Peacock recorded No Man’s Land at his home studio, The Art House, a restored hundred-year-old church in Nashville, Tennessee. As Peacock explains, “It’s probably fitting that I live and work in a church. I’ve always been a little God-haunted. I’m in good company, though, with people I admire: Coltrane, Dylan, Johnny Cash, and Bono.”
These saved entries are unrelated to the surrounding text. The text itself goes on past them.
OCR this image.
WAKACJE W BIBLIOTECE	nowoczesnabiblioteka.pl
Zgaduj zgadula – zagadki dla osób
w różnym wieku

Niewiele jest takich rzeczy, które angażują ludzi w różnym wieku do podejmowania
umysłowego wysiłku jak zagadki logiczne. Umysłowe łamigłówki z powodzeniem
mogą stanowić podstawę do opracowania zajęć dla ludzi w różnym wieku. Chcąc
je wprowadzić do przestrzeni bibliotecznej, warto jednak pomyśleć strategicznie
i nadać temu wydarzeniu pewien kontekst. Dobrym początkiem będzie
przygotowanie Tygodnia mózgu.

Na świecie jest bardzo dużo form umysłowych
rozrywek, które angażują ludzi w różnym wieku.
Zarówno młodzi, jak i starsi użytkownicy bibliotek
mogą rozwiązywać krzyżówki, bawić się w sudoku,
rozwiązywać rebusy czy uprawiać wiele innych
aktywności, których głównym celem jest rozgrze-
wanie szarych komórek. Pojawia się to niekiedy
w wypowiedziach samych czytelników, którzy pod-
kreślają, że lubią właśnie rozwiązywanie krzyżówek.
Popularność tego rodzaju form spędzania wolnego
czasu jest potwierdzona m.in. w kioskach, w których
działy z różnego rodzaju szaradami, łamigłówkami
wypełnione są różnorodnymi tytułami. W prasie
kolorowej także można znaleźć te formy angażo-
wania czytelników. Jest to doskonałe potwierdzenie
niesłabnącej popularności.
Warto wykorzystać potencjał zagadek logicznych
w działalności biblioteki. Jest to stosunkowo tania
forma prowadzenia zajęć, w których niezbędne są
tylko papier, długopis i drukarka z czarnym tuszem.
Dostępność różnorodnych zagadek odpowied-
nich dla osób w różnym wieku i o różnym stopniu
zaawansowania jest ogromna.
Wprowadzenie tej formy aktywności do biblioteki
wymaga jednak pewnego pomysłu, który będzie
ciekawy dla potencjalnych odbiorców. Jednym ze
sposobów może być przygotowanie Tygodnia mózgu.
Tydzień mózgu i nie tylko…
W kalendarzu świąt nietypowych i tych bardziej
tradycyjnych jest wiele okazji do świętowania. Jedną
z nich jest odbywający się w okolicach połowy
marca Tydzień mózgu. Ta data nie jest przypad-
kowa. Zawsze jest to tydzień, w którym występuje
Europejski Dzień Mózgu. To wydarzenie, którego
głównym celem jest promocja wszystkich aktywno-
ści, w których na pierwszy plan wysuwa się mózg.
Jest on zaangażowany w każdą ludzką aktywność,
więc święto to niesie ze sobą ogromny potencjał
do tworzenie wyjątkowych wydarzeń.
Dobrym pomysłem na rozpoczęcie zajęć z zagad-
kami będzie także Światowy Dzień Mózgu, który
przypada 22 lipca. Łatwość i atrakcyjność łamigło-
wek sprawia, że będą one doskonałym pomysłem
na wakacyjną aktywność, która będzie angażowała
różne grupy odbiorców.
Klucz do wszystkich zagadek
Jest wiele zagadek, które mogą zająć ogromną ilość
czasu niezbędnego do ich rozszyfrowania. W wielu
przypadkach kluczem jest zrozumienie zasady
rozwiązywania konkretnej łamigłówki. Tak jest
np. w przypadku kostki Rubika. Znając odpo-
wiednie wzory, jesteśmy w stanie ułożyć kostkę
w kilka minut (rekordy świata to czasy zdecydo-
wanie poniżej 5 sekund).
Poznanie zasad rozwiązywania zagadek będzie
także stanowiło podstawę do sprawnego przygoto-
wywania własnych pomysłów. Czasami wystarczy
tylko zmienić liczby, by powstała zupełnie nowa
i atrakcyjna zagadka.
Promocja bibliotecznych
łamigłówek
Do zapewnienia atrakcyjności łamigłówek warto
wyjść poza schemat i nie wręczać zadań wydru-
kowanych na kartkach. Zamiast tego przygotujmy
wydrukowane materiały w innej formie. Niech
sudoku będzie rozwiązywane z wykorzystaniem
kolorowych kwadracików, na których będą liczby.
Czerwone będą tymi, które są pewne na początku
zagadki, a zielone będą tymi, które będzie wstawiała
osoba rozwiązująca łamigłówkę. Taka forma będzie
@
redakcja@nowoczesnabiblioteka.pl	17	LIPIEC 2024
Peacock assembled a cast of talented friends to play on No Man’s Land – many of whom he’s played with for twenty years or more: drummer Steve Brewster; bassist Mark Hill; guitarist Jerry McPherson; Peacock’s son Sam Ashworth on acoustic guitar, banjo and backing vocals; Bruce Bouton on pedal and lap steels; Jeff Taylor on accordion; and Andy Leftwich doing double duty on fiddle and mandolin. Peacock played his signature wood and electronic pianos. Saxophonist Jeff Coffin from the Dave Matthews Band contributed the horn arrangements, which were played by Coffin, trombonist Roy Agee, and trumpeters Mike Haynes and Phillip Lassiter.
Peacock possesses one of the most diverse and eclectic resumes in contemporary music. He is the producer behind the Grammy-winning breakout The Civil Wars, and the duo’s much-lauded Barton Hollow. He also discovered pop-rock band Switchfoot and co-produced their gold single “Dare You To Move,” a top-20 hit from their multi-platinum smash The Beautiful Letdown. Already in 2012, Peacock has worked with Jackson Browne, Irish hymn writers Keith and Kristyn Getty, Alison Krauss, Gwyneth Paltrow, Ricky Skaggs and Holly Williams.
Peacock is also the same musician who recorded free jazz improvisations with New York’s most imaginative instrumentalists, including saxophonist Ravi Coltrane and downtown iconoclast, guitarist Marc Ribot.
Peacock muses “You’ve got to love and respect music. It’s a wake-up call, a look that means business, a light rain and a freight train,” he continues, “and that’s just the tip of it. Music can do and be so much. What a gift it is for life. We can look back to music past, live in the moment, and create the music that hasn’t existed before. I never cease to marvel at the grace of such a thing.
I've heard one of the songs on the new album - it sounds great. 2012 is shaping up to have a great autumn of music.